One Rep Max Calculator
Estimate your 1RM from a set of reps, compare formulas, and generate a training percentage table.
What is one-rep max?
One-rep max (1RM) is the maximum weight you can lift for a single repetition with good form. Because testing a true 1RM can be demanding, many lifters estimate it from a submax set (for example, 5 reps) using formulas.
1RM formulas explained
Different formulas (Epley, Brzycki, Lombardi, O’Conner, Mayhew, Wathan) estimate your 1RM in slightly different ways. Estimates are generally most reliable for lower rep ranges, often 1–10 or 1–12 reps.
How to use training percentages
Training plans often use percentages of 1RM (for example, 70–85%) for working sets. Use the percentage table to pick target weights for your session, and adjust based on how you feel, the exercise, and your current fatigue.
Frequently Asked Questions
Quick answers about 1RM and training percentages.

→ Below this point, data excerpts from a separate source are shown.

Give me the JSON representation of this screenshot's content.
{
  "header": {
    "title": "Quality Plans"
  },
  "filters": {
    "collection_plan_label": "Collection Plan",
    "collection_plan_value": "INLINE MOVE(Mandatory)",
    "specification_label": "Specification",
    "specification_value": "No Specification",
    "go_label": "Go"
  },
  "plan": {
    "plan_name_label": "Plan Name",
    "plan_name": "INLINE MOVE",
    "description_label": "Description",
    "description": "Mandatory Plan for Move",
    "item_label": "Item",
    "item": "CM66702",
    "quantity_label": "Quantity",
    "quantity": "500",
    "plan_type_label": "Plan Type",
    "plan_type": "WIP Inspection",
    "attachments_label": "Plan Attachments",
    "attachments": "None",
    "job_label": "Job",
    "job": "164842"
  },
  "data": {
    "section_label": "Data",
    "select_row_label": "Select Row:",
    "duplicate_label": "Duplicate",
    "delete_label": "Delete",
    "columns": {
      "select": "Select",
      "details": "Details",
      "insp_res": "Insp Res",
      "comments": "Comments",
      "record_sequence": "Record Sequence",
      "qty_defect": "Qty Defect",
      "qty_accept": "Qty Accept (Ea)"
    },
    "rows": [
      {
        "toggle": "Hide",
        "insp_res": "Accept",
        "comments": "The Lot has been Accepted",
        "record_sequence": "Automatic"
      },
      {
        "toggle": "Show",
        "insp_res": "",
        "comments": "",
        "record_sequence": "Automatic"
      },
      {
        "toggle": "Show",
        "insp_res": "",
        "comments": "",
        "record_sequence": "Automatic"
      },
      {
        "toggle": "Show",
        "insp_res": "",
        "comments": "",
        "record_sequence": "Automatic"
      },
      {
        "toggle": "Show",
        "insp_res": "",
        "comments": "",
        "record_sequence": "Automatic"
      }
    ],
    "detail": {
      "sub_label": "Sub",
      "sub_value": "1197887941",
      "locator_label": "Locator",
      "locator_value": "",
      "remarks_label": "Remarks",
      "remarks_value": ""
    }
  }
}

What is one-rep max (1RM)?
1RM is the maximum weight you can lift for one rep with good form.
How do you calculate 1RM?
You enter weight and reps, then apply a 1RM formula such as Epley or Brzycki to estimate your max.
Which 1RM formula is most accurate?
Accuracy can vary by person and exercise. Comparing multiple formulas and using the average can be a practical approach.
Can I estimate 1RM from 10–12 reps?
Yes, but estimates become less reliable as reps increase. Treat high-rep estimates as rough guidance.
How do I use 1RM for training?
Many programs use percentages of 1RM to set working weights. Use the percentage table and adjust based on performance.
Disclaimer
This calculator provides estimates for informational purposes only. Training decisions should consider technique, experience, fatigue, and safety. If you have any medical concerns, consult a qualified professional.